Based on projected connection volumes for 2030, China is expected to emerge as the largest 6G market globally, followed by the United States, Canada, Japan, and the United Kingdom. South Korea is projected to rank sixth in total 6G connections, ahead of Saudi Arabia, France, and Qatar.

While these nations are expected to dominate early subscriber growth and commercial deployment timelines, the broader 6G ecosystem will rely heavily on contributions from additional global technology markets including India, Germany, and the United Arab Emirates. These countries are expected to play significant roles in standards development, telecom manufacturing, semiconductor ecosystems, and regional infrastructure deployment.

Asian Telecom Operators Accelerate 6G Infrastructure Development

In Asia, telecom operators are already conducting advanced research programs designed to support future 6G commercialization.

NTT DOCOMO advanced its Innovative Optical and Wireless Network (IOWN) initiative in March 2026 through a successful demonstration of low-latency AI video analytics using in-network computing technology. The development highlights how future 6G infrastructure could process massive real-time workloads required for robotics and autonomous industrial systems.

Meanwhile, KDDI formalized its long-term infrastructure roadmap through its “Power-to-Connect 2028” strategy announced in May 2026. The company committed 1.2 trillion yen toward the development of a regional Digital Belt infrastructure platform. KDDI also conducted energy-efficiency trials with Nokia that demonstrated a 40 percent reduction in power consumption, addressing one of the most critical sustainability challenges associated with future 6G network scaling.

India Strengthens Position in Global 6G Standardization

India is rapidly emerging as a major contributor to the global 6G ecosystem through both government-backed initiatives and operator-driven R&D investments.

Reliance Jio submitted 82 technical proposals during April 2026 3GPP meetings, with a major focus on AI-native telecom architectures and future network intelligence frameworks. These contributions align closely with India’s Bharat 6G Mission, which aims to position the country as a central participant in future global telecom standards development.

At the Bharat 6G 2026 conference held in May 2026, Bharti Airtel emphasized infrastructure strategies designed to bridge urban and rural connectivity gaps while supporting inclusive digital transformation through next-generation wireless technologies.

Open RAN, vRAN, and AI Workloads Shape Western 6G Strategies

Telecom operators in Europe and North America are focusing heavily on virtualized and autonomous network architectures as the foundation for 6G deployments.

Orange partnered with Samsung to advance virtualization within Radio Access Network infrastructure by integrating high-performance processors into vRAN and Open RAN environments. This architecture is designed to efficiently distribute AI workloads across edge infrastructure while improving network flexibility and scalability.
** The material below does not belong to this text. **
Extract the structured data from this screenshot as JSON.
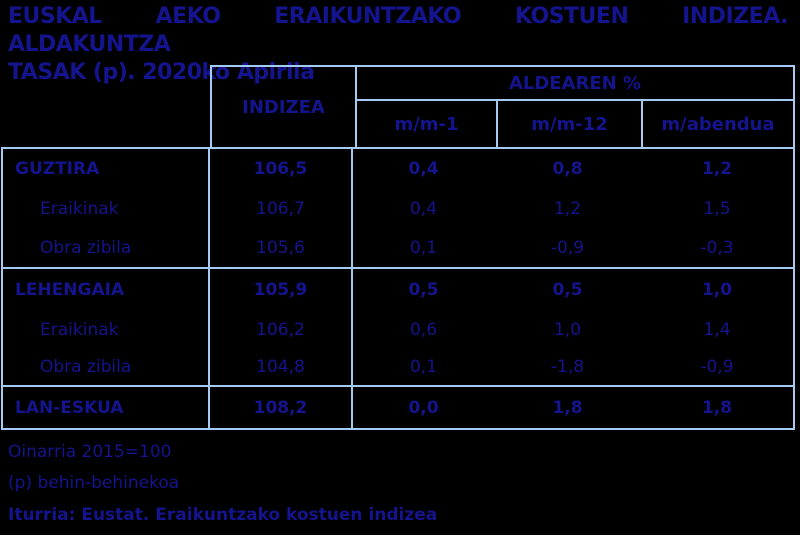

In the United States, AT&T outlined its 6G strategy during the May 2026 6G@UT forum, highlighting efforts to redesign network topology for future uplink-heavy traffic patterns generated by AI agents, edge devices, and autonomous systems. This marks a major architectural shift away from legacy downlink-centric consumer mobile networks.

Security-by-Design Becomes Foundational for 6G Networks

Cybersecurity is becoming a foundational pillar of future 6G infrastructure planning as operators and governments seek to secure increasingly intelligent and interconnected networks.

BT Group recently participated in the Global Coalition on Telecoms initiative, supporting the launch of the 6G Security and Resilience Principles at Mobile World Congress 2026. The initiative reflects a growing industry-wide commitment to embedding security-by-design principles directly into future 6G standards and architectures.

As telecom operators prepare for commercial launches beginning in 2029, the global industry is positioning 6G not merely as a faster wireless standard, but as a fully intelligent digital infrastructure platform capable of powering AI-driven economies, industrial automation, autonomous systems, and immersive next-generation digital services.